Going undiagnosed has consequences. There is a brain disease and named or unnamed, it will take its toll.

Although we have no cures, giving family members knowledge about what is happening can help them better prepare to deal with the changes. Understanding that a behaviour is due to an illness and not because the person doesn't care can have bearing on a relationship. The guilt that families go through when they figure out that the person's actions were the result of illness can have long-lasting consequences, sometimes for years after the person is gone. Understanding that judgment and insight are impaired because of Alzheimer's disease or another such illness can prevent misunderstandings and financial loss, keep people safe and preserve relationships.

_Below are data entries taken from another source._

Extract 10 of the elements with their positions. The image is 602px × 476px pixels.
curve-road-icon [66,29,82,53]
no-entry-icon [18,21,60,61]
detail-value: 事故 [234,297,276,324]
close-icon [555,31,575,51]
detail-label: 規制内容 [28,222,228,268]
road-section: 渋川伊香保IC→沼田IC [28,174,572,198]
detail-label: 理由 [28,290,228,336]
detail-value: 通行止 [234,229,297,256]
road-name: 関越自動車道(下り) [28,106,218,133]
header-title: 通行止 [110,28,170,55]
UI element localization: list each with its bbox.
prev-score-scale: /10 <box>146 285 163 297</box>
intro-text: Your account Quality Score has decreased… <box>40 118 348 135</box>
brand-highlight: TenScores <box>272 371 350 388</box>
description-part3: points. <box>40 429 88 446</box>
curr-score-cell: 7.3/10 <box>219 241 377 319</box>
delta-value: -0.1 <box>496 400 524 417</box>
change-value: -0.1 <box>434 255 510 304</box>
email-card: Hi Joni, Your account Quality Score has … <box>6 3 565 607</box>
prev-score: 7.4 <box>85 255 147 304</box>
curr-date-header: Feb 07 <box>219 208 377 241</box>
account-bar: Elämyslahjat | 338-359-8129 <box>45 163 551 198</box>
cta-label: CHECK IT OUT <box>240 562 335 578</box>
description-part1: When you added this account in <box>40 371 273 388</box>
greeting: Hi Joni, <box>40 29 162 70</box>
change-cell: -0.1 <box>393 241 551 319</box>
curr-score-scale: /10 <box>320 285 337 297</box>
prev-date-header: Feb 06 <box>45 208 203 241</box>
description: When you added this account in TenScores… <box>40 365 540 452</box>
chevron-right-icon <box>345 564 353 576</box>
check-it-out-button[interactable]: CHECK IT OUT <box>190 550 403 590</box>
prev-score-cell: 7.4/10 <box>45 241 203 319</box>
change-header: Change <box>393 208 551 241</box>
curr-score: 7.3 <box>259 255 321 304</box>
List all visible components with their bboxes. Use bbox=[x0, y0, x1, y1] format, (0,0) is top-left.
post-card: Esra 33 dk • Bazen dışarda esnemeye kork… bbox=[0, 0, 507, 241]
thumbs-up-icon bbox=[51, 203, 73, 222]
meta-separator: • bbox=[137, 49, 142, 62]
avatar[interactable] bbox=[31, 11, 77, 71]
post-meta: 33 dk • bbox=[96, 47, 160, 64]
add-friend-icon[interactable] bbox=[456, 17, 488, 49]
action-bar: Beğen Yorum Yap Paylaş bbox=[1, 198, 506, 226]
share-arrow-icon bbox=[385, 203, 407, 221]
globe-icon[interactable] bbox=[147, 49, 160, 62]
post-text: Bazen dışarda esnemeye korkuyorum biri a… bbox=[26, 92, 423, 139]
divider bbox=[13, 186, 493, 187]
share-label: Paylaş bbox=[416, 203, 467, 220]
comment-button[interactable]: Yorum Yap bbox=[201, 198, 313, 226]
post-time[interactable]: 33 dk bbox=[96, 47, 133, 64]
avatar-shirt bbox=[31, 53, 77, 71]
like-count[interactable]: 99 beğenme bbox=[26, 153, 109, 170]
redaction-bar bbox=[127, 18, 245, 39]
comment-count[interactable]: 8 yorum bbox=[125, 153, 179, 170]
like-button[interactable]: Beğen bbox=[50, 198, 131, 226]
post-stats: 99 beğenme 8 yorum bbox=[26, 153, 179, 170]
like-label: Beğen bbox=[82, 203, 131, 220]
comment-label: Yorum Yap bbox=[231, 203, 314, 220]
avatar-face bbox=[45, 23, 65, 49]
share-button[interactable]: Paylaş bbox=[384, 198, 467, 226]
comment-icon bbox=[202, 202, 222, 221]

Your brain defines you, it's where your personality resides. It's your brain that loves, hopes and dreams as well as remembers, thinks and speaks. Diseases of the brain such as neurodegenerative diseases not only change your ability to remember and plan, they can change you.

Dr. Carmela Tartaglia is a neurologist at the Krembil Neuroscience Centre's Memory Clinic at Toronto Western Hospital, researcher at the Tanz Centre for Research in Neurodegenerative Disease and assistant professor at the University of Toronto.